Mateo 27:31-50

Sin lugar a dudas, cuando un corazón es sincero, valora lo que han hecho por él, sin limite alguno. Porque hago mención de ello,  después de soportar el clamor del juicio y las burlas de la multitud, Jesús llegó a la cima de la colina donde lo crucificarían. Los guardias romanos asignados a las ejecuciones de aquel día lo extendieron sobre el suelo, sosteniéndole los brazos bruscamente contra la viga transversal de una cruz. Entonces, uno de los guardias buscó el punto más blando en su muñeca y le puso la punta de un clavo contra la carne. El sonido del martillo al dar contra el clavo se dejó oír por encima del alboroto de la multitud. Así repitió el proceso con el otro brazo y nuevamente el sonido del martillo se hizo escuchar por encima del alboroto. Tomo uno de los pies y colocándole sobre el otro, aquel fuerte romano le atravesó ambos pies con otro clavo.

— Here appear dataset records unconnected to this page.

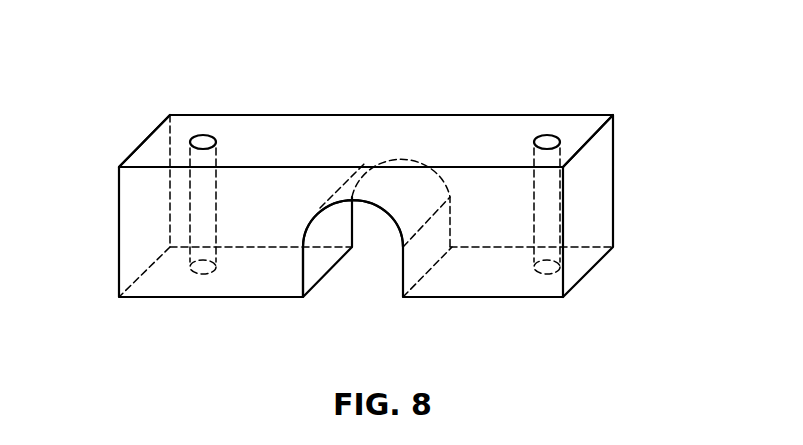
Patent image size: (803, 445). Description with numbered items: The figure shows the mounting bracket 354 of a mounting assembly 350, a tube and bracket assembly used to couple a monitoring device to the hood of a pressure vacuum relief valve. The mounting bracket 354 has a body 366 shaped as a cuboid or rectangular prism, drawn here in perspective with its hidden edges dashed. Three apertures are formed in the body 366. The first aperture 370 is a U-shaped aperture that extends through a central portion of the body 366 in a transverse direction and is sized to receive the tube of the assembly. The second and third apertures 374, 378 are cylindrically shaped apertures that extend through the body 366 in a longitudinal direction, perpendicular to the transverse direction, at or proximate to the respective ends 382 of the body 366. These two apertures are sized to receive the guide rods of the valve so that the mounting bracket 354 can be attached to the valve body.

The mounting assembly 350 is at (427, 68).
The mounting bracket 354 is at (376, 201).
The body 366 is at (315, 132).
The first aperture 370 is at (402, 281).
The second aperture 374 is at (202, 135).
The third aperture 378 is at (543, 136).
The ends 382 is at (146, 140).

Si Jesús, el Hijo de DIOS, está ahora ahí colgado, bajo el ardiente sol de Palestina. Sintiendo todo el calor del escarnio y la burla de la multitud.

Mientras estaba clavado en la cruz, Jesús tenía que levantarse sobre el clavo de sus pies para poder respirar. Cuando el dolor de sus pies se le hacía insoportable, se desplomaba y quedaba colgado de las muñecas. Mientras le colgaba pesadamente la cabeza, la tráquea le quedaba bloqueada, con lo que la respiración se volvía imposible.

Esta es la razón por la cual la muerte por crucifixión era algo tan horrible: es un tipo de muerte lento y desesperado, con una constante batalla entre la necesidad de respirar y el fortísimo dolor que causaban los clavos que atravesaban la carne de la víctima.

La crucifixión de Jesús fue el acto de amor más grande de toda la historia de la humanidad.

Tómenos unos instantes para reflexionar, y sobre todo para darle gracias a DIOS, por entregar a su Hijo como el sacrificio perfecto por nuestros pecados.

Después dele gracias al propio Jesús por haber pagado el Precio Máximo y por haber muerto en su lugar.